追究

2024年12月25日

文学部 教育学科 加藤ゼミ合宿

2024年10月30日(水)愛知県知多郡 日間賀島

小学校教員をめざす学生たちが日間賀島で地引き網漁に挑戦。
経験の幅を広げました。

 文学部 教育学科の加藤ゼミでは小学校教員をめざす学生たちが多く在籍し、「生活科」や「総合的な学習の時間」を中心に研究しています。これらの教科等は、活動や体験を通して、思いや願いを実現させたり、実社会・実生活の課題に取り組んだりします。そのため、先生になる人材もそのような経験や知識が大切になりますが、実体験が不足しがちな現代社会においては、学生自身も豊富な経験を積むことが難しい現状です。そこで加藤ゼミでは、実体験ができるようなさまざまな活動に取り組んでいます。
 2024年10月30日(水)・31日(木)は加藤ゼミの3・4年生14人が合宿を実施。愛知県知多郡南知多町の離島・日間賀島を訪れ、漁を体験したり、地元の小学生たちと交流したりしました。

 初日は地元の漁師さんの協力のもと、地引き網漁を体験。あらかじめ漁師さんによって海に仕掛けていただいた地引き網を、二手にわかれて一斉に引っ張りました。思った以上に力のいる作業で、懸命に取り組んでもなかなか浜辺に網を引き上げることができません。声を出し、タイミングを合わせることで、なんとか網を浜辺に引っ張り上げることができた学生たちの表情は達成感にあふれていました。その後、網の中でさまざまな種類の魚やタコがピチピチと跳ねている様子を見て、驚きと喜びの声が上がります。

 網の中には60~70cmぐらいの大きなブリも入っていました。タコは足をくねくねと動かし、魚は元気過ぎるほどにピチピチと動いています。魚やタコを手で持ってバケツに移動させる作業は、普段魚を触り慣れていない学生たちにとっては至難の業。生きている魚を恐る恐る触ったり、手に持っても活きが良すぎて落としてしまったりする場面も。生き物を相手に苦戦しながらも、すべての魚やタコをバケツに移すことができました。

 獲れた魚やタコはこの日の夕食でいただくため、漁師さんに教えてもらいながらうろこ取りをしたりカワハギの皮を剥いだりなど下処理をしておきます。タコの下処理をしながら「心臓は3つあって、頭はここで、墨が入っている袋がここで…」という漁師さんの話に学生たちは興味津々。はじめはうろこ取りや皮を剥ぐ作業に尻込みしていた学生もいましたが、実際にやりながら、魚の扱いに少しずつ慣れていきました。「昔は家庭で魚をさばいたりしていたけど、現代はなかなかやらなくなってきているので、こういった光景を見るのも体験するのも貴重です」と加藤先生。学生からは「魚を獲るところから下処理するところまでを体験して、命をいただくことを実感した」という声も上がりました。
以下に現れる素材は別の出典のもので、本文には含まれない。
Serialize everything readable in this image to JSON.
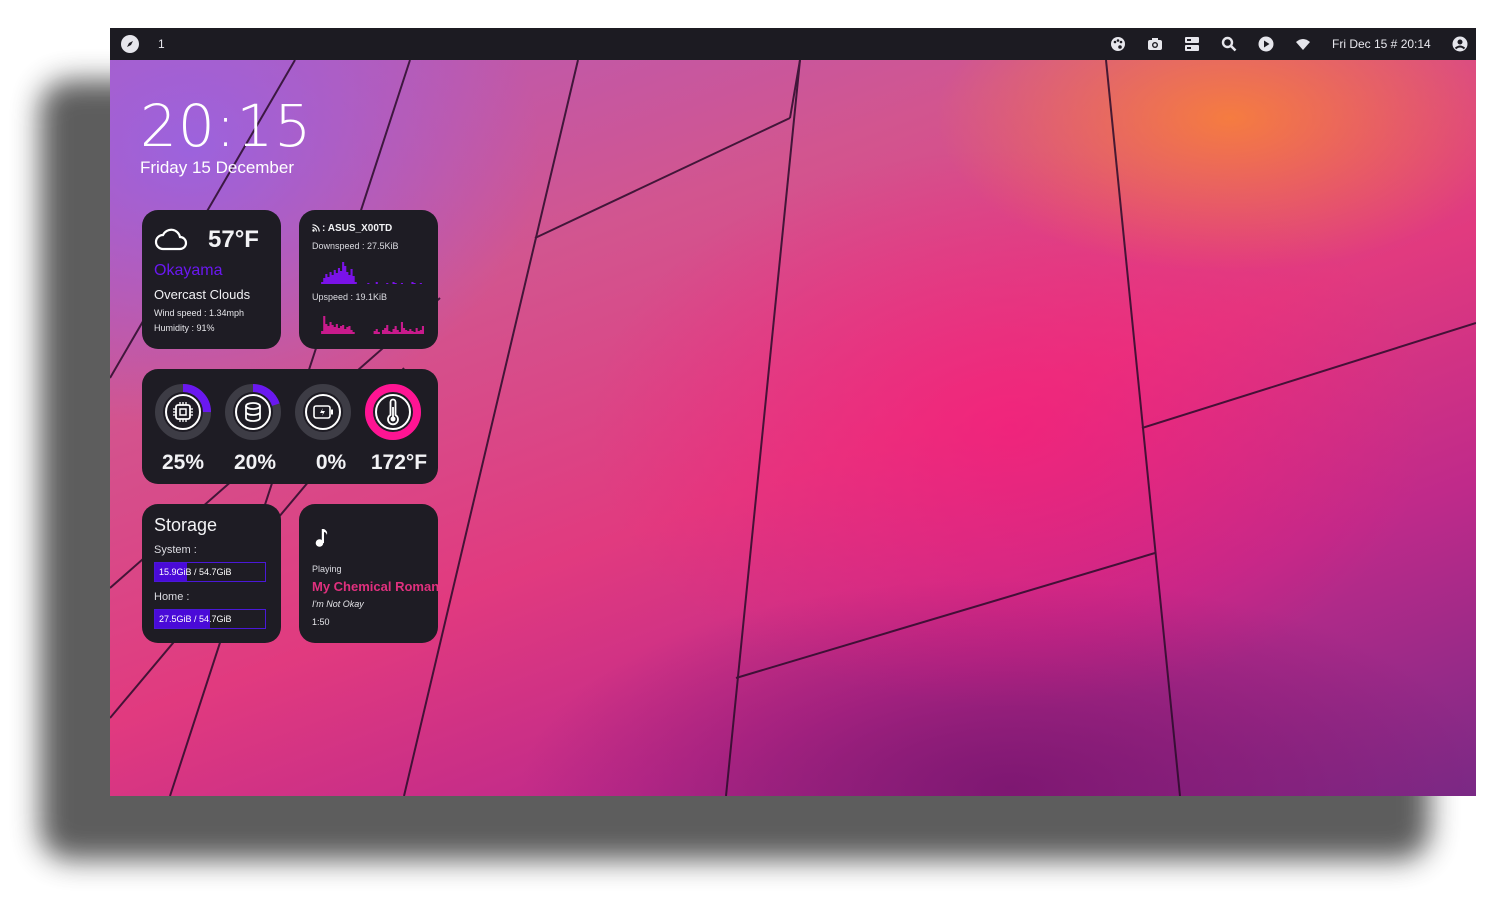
{
  "topbar": {
    "workspace": "1",
    "clock": "Fri Dec 15 # 20:14",
    "icons": [
      "palette-icon",
      "camera-icon",
      "server-icon",
      "search-icon",
      "play-icon",
      "wifi-icon",
      "user-icon"
    ]
  },
  "clock": {
    "time": "20:15",
    "date": "Friday 15 December"
  },
  "weather": {
    "icon": "cloud-icon",
    "temp": "57°F",
    "city": "Okayama",
    "condition": "Overcast Clouds",
    "wind": "Wind speed : 1.34mph",
    "humidity": "Humidity : 91%"
  },
  "network": {
    "ssid": ": ASUS_X00TD",
    "down": "Downspeed : 27.5KiB",
    "up": "Upspeed : 19.1KiB",
    "down_color": "#7a12e8",
    "up_color": "#c81a8c"
  },
  "stats": [
    {
      "icon": "cpu-icon",
      "value": "25%",
      "fraction": 0.25,
      "color": "#6a18f0"
    },
    {
      "icon": "database-icon",
      "value": "20%",
      "fraction": 0.2,
      "color": "#6a18f0"
    },
    {
      "icon": "battery-charging-icon",
      "value": "0%",
      "fraction": 0.0,
      "color": "#6a18f0"
    },
    {
      "icon": "thermometer-icon",
      "value": "172°F",
      "fraction": 1.0,
      "color": "#ff1493"
    }
  ],
  "storage": {
    "title": "Storage",
    "system_label": "System :",
    "system_value": "15.9GiB / 54.7GiB",
    "system_fraction": 0.29,
    "home_label": "Home :",
    "home_value": "27.5GiB / 54.7GiB",
    "home_fraction": 0.5
  },
  "music": {
    "icon": "music-note-icon",
    "status": "Playing",
    "artist": "My Chemical Romance",
    "song": "I'm Not Okay",
    "time": "1:50"
  }
}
 2日目は日間賀島唯一の小学校である日間賀小学校を訪れ、2年生の「生活科」、5年生の「総合的な学習の時間」を参観。2年生の「生活科」の授業では、子どもたちが「作ってあそぼううごくおもちゃ」の単元で、おもちゃづくりに取り組んでいました。今後、おもちゃのテーマパークを開き、1年生を招待する予定とのことです。今回、学生はお客さん役として参加させてもらいました。5年生の「総合的な学習の時間」の授業では、授業前に担任の先生から、日間賀小学校の「総合的な学習の時間」の取組についてご説明いただきました。その後、5年生の子どもたちが「漁業」「観光」「防災」についての探究の成果を発表してくれました。発表後、授業や学校の取組に関する質疑応答の時間を設けていただきました。学生からは質問が次々と出され、一つ一つに丁寧に答えていただきました。

 学生たちにとってこの2日間の合宿は、さまざまな実体験を通して視野を広げることができた機会になったことでしょう。これらの経験は、将来学生たちが教員になった際に、子どもたちの知的好奇心を育んだり授業に関心を持ってもらったりするのに、きっと役に立つはずです。